In this group exhibition at Gerhardsen Gerner, twelve artists investigate contemporary attitudes toward nature.

In their celebrated text "Dialektik der Aufklärung / Dialectic of Enlightenment” (1944), Theodor Adorno and Max Horkheimer write that “the fully enlightened Earth radiates disaster triumphant”. While this insight is now more than half a century old, it still rings true. We live in an age of disappearance: in a world with no blank spots left on the map, we are more likely to see something for the last time than for the first.

At the same time, humankind can now reproduce nature by scientific means. This gives us unprecedented and near-sovereign power, but it also places nature perhaps forever out of our reach, rendering it a mere function of ourselves.

In such a situation, ‘nature’ is an ambiguous sign. On the one hand, it will never cease to promise us authenticity or escape and, on the other, it is a melancholy relic of our own domination over it. In this way, nature becomes a mirror for the human subject. However, this reflective quality works differently than it has historically, when artists looked to nature for answers on human origin, or depicted it as chaotic and fear-provoking in order to subdue the hubris of our culture.
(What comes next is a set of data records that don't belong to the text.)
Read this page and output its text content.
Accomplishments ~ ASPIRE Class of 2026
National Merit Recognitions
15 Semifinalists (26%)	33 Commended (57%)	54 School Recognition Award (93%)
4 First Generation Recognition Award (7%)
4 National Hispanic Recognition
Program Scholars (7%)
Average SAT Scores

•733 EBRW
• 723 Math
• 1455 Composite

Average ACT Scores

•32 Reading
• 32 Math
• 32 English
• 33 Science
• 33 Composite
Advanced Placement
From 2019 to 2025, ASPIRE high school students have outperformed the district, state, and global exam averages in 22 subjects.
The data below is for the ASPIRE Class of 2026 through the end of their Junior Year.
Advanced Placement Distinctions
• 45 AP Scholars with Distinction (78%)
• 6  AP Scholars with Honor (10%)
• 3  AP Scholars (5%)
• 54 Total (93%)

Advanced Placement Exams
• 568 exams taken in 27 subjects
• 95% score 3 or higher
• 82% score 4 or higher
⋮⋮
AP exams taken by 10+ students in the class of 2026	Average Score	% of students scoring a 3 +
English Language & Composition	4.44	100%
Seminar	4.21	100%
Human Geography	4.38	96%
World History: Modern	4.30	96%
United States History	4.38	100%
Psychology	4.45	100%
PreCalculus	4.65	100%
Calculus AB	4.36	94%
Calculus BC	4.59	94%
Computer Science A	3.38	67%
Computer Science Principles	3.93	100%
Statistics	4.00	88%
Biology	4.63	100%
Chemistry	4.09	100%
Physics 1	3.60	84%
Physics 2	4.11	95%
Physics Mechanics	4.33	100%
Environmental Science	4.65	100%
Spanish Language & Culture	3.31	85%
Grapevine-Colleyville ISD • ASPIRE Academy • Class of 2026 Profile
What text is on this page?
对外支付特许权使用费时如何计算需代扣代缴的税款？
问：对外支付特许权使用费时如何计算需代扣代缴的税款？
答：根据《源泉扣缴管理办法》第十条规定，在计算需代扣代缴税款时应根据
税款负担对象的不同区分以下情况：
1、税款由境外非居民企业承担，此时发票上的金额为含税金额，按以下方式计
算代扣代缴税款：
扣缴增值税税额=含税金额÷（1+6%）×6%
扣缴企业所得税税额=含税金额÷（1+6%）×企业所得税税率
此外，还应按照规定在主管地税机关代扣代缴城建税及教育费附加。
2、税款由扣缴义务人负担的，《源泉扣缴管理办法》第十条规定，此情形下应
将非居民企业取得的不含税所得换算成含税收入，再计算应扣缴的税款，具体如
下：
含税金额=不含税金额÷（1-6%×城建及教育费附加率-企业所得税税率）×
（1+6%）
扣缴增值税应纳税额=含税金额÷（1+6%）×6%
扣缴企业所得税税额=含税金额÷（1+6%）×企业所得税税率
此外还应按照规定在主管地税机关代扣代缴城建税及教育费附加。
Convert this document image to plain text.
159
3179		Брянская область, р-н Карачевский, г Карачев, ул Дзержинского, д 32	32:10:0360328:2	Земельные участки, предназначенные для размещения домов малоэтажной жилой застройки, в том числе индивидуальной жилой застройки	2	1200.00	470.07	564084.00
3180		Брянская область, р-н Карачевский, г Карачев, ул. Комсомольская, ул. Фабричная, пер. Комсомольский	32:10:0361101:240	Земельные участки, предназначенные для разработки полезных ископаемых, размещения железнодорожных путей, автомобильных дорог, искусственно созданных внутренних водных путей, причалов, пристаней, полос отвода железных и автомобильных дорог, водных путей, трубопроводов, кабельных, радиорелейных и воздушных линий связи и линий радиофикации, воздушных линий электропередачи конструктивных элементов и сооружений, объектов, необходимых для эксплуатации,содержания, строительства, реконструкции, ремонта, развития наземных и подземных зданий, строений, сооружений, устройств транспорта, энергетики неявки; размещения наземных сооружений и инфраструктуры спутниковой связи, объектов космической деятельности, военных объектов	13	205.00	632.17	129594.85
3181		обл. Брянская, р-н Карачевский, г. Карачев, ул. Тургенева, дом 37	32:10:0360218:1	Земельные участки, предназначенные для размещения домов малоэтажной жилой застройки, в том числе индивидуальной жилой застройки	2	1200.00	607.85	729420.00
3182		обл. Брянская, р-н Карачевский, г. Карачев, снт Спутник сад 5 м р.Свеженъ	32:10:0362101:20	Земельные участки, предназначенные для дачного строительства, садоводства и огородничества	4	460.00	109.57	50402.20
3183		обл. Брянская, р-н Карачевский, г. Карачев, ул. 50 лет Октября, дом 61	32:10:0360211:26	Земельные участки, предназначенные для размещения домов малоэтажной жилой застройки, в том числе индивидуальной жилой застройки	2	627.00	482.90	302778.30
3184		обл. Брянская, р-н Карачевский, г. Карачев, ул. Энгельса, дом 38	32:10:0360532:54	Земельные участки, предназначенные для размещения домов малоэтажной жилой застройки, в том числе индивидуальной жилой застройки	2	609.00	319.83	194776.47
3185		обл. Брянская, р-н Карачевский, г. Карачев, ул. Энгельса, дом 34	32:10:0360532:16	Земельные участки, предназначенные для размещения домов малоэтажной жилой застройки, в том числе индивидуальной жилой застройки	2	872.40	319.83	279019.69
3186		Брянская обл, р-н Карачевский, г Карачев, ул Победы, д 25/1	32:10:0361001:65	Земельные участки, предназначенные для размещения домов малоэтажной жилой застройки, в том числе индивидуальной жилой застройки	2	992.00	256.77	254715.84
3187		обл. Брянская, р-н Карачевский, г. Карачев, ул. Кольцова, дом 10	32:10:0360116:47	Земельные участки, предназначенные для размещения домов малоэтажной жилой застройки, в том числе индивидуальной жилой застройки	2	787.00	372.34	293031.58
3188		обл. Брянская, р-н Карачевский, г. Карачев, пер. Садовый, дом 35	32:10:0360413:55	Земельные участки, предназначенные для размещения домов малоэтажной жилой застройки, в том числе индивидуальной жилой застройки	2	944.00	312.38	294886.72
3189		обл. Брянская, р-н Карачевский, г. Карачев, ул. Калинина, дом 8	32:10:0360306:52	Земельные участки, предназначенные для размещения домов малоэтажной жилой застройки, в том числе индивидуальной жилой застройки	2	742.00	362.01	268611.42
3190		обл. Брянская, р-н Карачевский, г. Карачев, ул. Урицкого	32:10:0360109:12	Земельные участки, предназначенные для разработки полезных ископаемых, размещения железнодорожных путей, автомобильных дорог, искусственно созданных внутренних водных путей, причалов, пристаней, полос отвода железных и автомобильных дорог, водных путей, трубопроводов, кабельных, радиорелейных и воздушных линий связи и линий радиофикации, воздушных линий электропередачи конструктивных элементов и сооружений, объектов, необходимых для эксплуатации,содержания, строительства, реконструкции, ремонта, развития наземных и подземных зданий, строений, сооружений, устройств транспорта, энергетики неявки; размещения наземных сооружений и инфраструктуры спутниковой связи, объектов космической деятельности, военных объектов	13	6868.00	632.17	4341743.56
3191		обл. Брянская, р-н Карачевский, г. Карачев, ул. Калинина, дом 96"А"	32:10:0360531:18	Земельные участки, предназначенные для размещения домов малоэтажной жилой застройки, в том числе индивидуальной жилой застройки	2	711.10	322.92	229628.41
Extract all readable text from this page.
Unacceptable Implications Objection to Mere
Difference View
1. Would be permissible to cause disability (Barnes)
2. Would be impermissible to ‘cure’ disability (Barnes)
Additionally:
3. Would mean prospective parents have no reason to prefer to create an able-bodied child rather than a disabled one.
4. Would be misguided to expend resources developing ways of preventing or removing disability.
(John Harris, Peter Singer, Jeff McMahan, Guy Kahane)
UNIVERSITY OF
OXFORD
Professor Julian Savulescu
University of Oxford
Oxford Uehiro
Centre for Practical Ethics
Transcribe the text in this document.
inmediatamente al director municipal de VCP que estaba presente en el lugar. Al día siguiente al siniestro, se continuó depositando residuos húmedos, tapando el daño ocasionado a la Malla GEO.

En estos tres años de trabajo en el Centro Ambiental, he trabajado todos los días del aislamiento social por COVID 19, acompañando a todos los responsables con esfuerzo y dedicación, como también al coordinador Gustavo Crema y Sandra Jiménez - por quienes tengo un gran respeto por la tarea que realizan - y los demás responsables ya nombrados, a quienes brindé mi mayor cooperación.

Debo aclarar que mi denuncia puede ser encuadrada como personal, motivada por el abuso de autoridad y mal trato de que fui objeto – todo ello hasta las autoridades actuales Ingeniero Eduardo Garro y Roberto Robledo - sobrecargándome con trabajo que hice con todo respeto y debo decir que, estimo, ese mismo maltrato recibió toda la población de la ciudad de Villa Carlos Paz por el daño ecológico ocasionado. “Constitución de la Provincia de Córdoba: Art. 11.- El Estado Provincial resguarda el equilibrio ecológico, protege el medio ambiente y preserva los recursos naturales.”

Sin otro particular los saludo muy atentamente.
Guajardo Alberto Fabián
The artists in this exhibition work in a wide range of media, from photography and painting to sound and installation. They reflect on and deconstruct conventional formats for the representation of nature, including landscape painting, depictions of paradise and of the human nude. In this way nature – as an artistic and scientific sign, as well as a fact that can be romantic in varying degrees – becomes a foil to exceed culture, to make images of other images, and to turn our gaze either away from or towards ourselves.